Lithuania and Israel are bound together by common history and culture. Therefore, tourists of our countries might be interested to travel not only for sightseeing, but also for cultural, historical and especially sentimental purposes. We have a unique heritage of Jewish culture and history; Vilnius was once even called the Northern Jerusalem.

We encourage our tourism sector operators to participate in tourism fairs held in your country and to propose attractive tourism packages for Israeli tourists. In 2011, the number of Israeli tourists traveling to Lithuania increased by 62%. This year, Lithuania has participated in the International Mediterranean Tourism Market in Tel Aviv.

I am sure that the opening of direct Vilnius- Tel Aviv flights [in June] will certainly boost tourism flows between both countries.
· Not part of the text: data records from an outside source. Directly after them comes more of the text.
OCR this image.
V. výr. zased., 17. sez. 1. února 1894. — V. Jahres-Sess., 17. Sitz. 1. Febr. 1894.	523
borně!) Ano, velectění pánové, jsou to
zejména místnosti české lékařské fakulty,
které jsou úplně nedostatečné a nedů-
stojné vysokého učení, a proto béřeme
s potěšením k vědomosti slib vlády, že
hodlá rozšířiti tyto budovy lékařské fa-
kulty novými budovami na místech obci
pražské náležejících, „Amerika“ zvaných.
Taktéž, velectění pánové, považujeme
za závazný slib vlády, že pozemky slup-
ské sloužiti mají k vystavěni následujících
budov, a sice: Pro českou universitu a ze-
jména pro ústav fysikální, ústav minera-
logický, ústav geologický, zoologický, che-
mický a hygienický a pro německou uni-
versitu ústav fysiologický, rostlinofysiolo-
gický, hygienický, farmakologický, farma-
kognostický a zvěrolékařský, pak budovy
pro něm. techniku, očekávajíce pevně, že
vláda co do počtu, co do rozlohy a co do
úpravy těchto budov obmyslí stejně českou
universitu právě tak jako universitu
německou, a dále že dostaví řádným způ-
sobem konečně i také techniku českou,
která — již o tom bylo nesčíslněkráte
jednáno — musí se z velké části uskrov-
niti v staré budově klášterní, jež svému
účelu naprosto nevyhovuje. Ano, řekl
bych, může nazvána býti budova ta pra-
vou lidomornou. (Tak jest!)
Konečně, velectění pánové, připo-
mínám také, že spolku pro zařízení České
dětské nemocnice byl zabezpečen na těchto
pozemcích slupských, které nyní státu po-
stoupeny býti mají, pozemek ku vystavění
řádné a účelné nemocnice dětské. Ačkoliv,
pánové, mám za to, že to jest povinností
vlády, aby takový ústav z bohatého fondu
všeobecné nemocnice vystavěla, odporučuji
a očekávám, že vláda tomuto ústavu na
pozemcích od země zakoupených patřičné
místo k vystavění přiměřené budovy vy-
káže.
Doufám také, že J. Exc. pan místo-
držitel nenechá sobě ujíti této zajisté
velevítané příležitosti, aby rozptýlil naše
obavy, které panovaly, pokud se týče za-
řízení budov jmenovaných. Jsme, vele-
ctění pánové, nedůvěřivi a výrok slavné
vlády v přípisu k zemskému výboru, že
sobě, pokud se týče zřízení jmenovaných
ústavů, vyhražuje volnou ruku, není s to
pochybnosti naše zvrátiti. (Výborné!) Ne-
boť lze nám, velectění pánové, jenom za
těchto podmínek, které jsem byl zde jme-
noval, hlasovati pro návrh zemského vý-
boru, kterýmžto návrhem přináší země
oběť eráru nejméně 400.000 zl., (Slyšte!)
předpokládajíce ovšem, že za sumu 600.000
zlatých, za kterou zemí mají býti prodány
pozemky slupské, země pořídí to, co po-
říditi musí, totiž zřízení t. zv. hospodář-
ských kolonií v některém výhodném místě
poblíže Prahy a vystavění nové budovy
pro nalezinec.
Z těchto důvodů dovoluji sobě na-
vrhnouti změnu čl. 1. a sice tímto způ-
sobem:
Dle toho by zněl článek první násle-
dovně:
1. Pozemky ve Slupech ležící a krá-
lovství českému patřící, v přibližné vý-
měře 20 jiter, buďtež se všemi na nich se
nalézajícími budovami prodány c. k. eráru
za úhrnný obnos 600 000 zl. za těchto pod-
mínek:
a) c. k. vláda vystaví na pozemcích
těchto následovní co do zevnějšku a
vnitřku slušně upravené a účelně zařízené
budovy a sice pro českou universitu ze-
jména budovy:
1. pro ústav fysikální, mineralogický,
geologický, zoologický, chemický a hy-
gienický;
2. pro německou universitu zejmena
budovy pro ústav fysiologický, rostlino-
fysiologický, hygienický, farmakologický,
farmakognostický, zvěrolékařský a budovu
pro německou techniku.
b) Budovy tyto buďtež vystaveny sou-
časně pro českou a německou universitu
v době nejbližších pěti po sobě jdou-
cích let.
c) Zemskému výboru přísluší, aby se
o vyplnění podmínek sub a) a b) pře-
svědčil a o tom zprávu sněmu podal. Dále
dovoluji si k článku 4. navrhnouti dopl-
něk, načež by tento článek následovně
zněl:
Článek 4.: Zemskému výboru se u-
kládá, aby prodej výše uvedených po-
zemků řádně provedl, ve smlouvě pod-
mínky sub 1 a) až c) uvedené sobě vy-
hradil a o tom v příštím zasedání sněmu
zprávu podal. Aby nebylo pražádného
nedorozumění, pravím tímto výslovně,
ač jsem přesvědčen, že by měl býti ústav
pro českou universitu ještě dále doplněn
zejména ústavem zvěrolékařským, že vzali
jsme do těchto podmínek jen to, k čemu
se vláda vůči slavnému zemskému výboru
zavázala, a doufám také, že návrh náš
You have supported the criminalization of denying communist crimes. Why has this been so important? Has this created tensions with the Jewish community in Lithuania and/or with Israel?

On June 15, 1940, the Soviet Union annexed Lithuania, and Jews suffered [along with] the whole Lithuanian nation. Jewish religious and Zionist organizations, the Hebrew schools, newspapers and libraries with Zionist orientation were closed. Most owners of industrial and commercial enterprises were labeled “enemies of the people” and exiled to Siberia. A number of famous Jewish politicians and social activists found their way to the Gulags. Some of them were exiled before the mass deportations of mid-June 1941, when around 20,000 people were deported from Lithuania, a considerable part of them from the Jewish elite.

The consequences of both totalitarian occupations [i.e., the Soviets and the Germans] for the people of Lithuania were painful. That’s why the parliament of Lithuania took a firm stand to prohibit any totalitarian symbols – both Soviet and Nazi.

During the Second Soviet period (1944- 1990), many Holocaust survivors tried to emigrate to Palestine, later to Israel, the USA, Western Europe and other countries. Those Jews who stayed in Lithuania also suffered from Soviet repression and were persecuted for any attempt to join their people in Israel. So for many of my [Lithuanian Jewish compatriots, who lived under the Stalinist regime at that time], it is understandable [what this means].

Naturally there are some personalities who had another opinion – not only among Jews, but also among some Russians, Belarusians and even among Lithuanians, who actively collaborated with the Soviet regime and even now admire it.